Romanın konusuna gelirsek, olaylar düz bir olay örgüsünde ilerlemiyor. Geleneksel bir olay örgüsünden ziyade, daha çok anlamın ve sembolizmin ön planda olduğu bir yapıya sahip olan roman, zamanın esnekliği ve karakterler arası ilişkilerin karmaşıklığını işliyor. Bu da, roman okuyucusuna eserin içerisindeki derin anlamları keşfetme fırsatı veriyor.

Distopik bir evrende geçen roman, "Gece İşçileri" olarak bilinen ve topluma kötülük yaymakla görevli olan bir topluluğu konu alır. İsimsiz baş karakterlerin perspektifinden olayları anlatan yazar, bu karanlık topluluğun etkilerini ve toplum üzerindeki baskılarını keşfeder. Toplumun kontrol edilmesi ve manipüle edilmesi amacıyla faaliyet gösteren bu grup, roman boyunca belirli bir gizem ve tehlike unsuruyla çevrelenmiştir.

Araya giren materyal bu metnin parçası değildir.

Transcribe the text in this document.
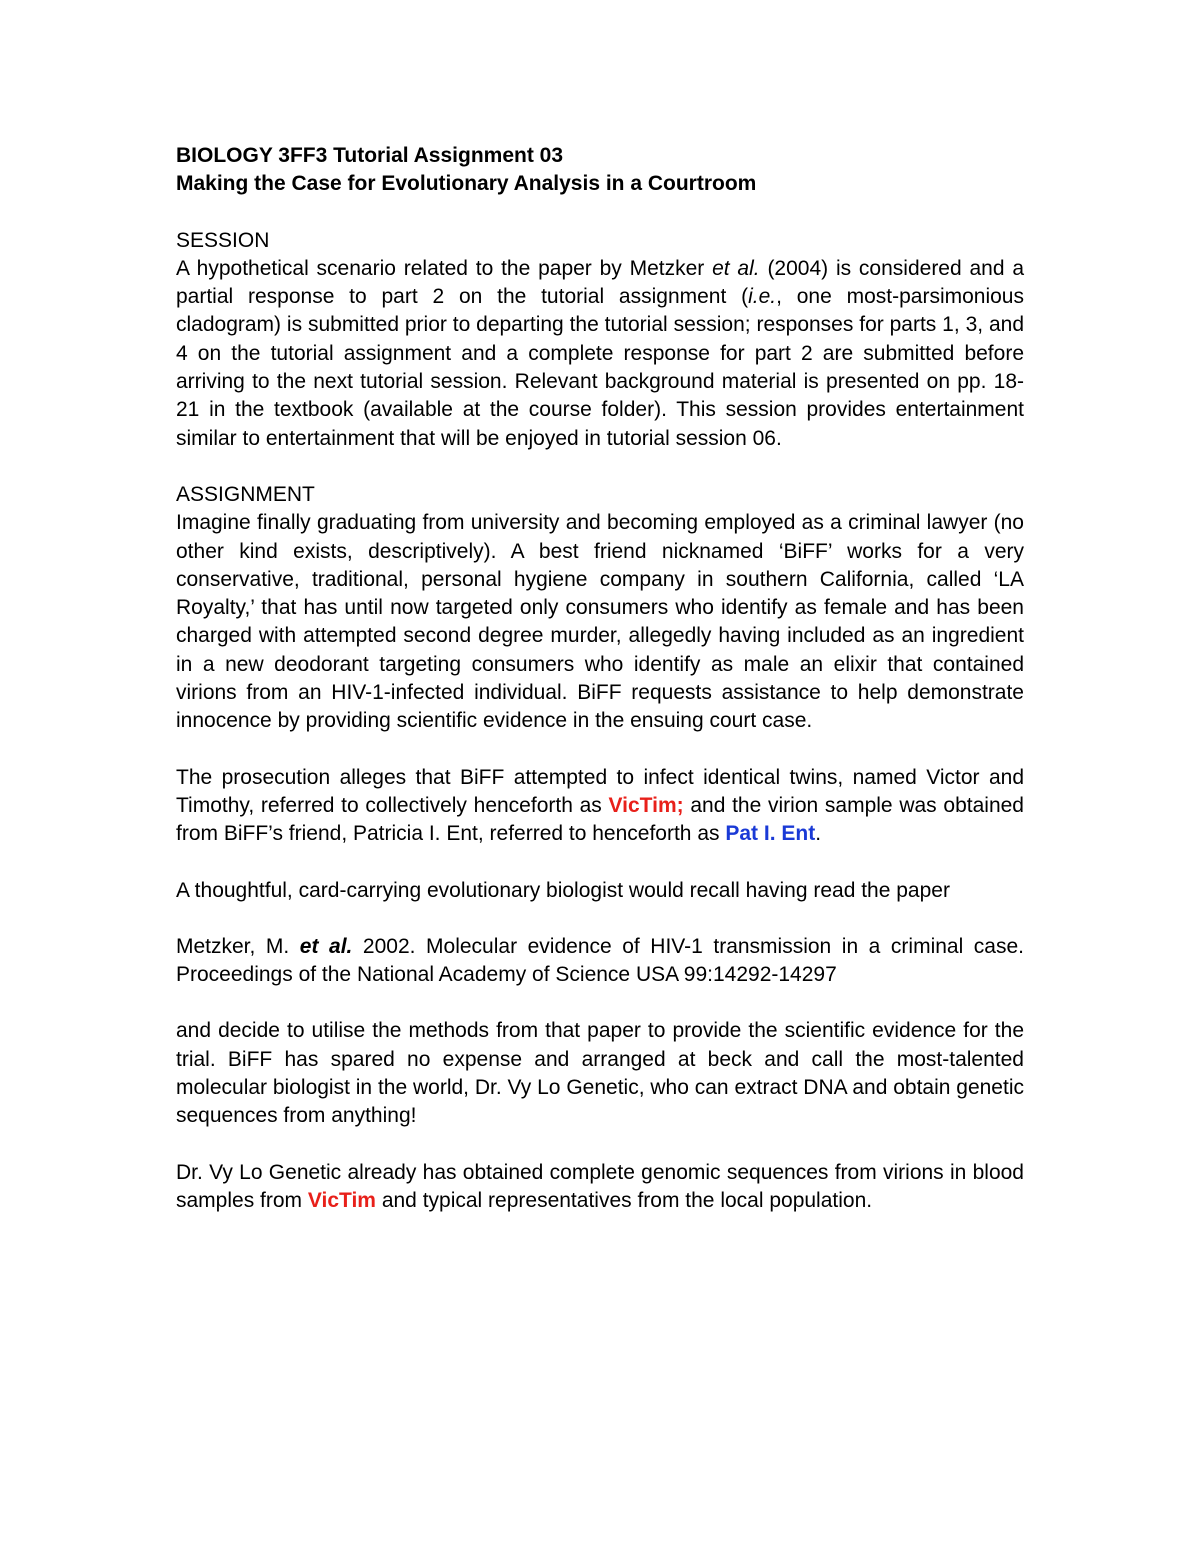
BIOLOGY 3FF3 Tutorial Assignment 03

Making the Case for Evolutionary Analysis in a Courtroom

SESSION

A hypothetical scenario related to the paper by Metzker et al. (2004) is considered and a partial response to part 2 on the tutorial assignment (i.e., one most-parsimonious cladogram) is submitted prior to departing the tutorial session; responses for parts 1, 3, and 4 on the tutorial assignment and a complete response for part 2 are submitted before arriving to the next tutorial session. Relevant background material is presented on pp. 18-21 in the textbook (available at the course folder). This session provides entertainment similar to entertainment that will be enjoyed in tutorial session 06.

ASSIGNMENT

Imagine finally graduating from university and becoming employed as a criminal lawyer (no other kind exists, descriptively). A best friend nicknamed ‘BiFF’ works for a very conservative, traditional, personal hygiene company in southern California, called ‘LA Royalty,’ that has until now targeted only consumers who identify as female and has been charged with attempted second degree murder, allegedly having included as an ingredient in a new deodorant targeting consumers who identify as male an elixir that contained virions from an HIV-1-infected individual. BiFF requests assistance to help demonstrate innocence by providing scientific evidence in the ensuing court case.

The prosecution alleges that BiFF attempted to infect identical twins, named Victor and Timothy, referred to collectively henceforth as VicTim; and the virion sample was obtained from BiFF’s friend, Patricia I. Ent, referred to henceforth as Pat I. Ent.

A thoughtful, card-carrying evolutionary biologist would recall having read the paper

Metzker, M. et al. 2002. Molecular evidence of HIV-1 transmission in a criminal case. Proceedings of the National Academy of Science USA 99:14292-14297

and decide to utilise the methods from that paper to provide the scientific evidence for the trial. BiFF has spared no expense and arranged at beck and call the most-talented molecular biologist in the world, Dr. Vy Lo Genetic, who can extract DNA and obtain genetic sequences from anything!

Dr. Vy Lo Genetic already has obtained complete genomic sequences from virions in blood samples from VicTim and typical representatives from the local population.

Karasu'nun bu iç bunaltan distopyası, yaşadığı dönemin baskıcı hükümetine ve darbelerin karanlık yüzüne bir gönderme olarak düşünülebilir. Kimlik sorunları, devlet ve birey ilişkisi gibi konuların işendiği romanda, bireyin toplum içerisinde hissettiği izolasyon çok güzel bir şekilde işlenmiştir. Ayrıca kendi cinsel kimlik sorunlarını da yer yer yansıtan yazar, döneminin çok ötesinde bir esere imza atmış diyebiliriz.

Özetle, ''Gece'' romanı, ikinci dünya savaşı sonrasında sarsılan düzenleri ve kurumlara duyulan güvenin azalmasını, devlete olan güvenin sarsılmasını temel alarak Türk edebiyatına yeni bir soluk getirmiştir. Roman, bu dönemdeki toplumsal değişimleri, bireylerin kurumsal bağlılıklarındaki azalmayı ve devletle olan ilişkilerdeki çalkantıları işleyerek, sadece bireylerin iç dünyalarına değil, aynı zamanda toplumun genel dinamiklerine de odaklamıştır. Karasu, romandaki distopik evrende yaşanan düzensizlikleri ve güvensiz ortamı, Türkiye'deki siyasi dengesizliklere paralel bir şekilde işleyerek, düşündürücü bir eser ortaya koymuştur.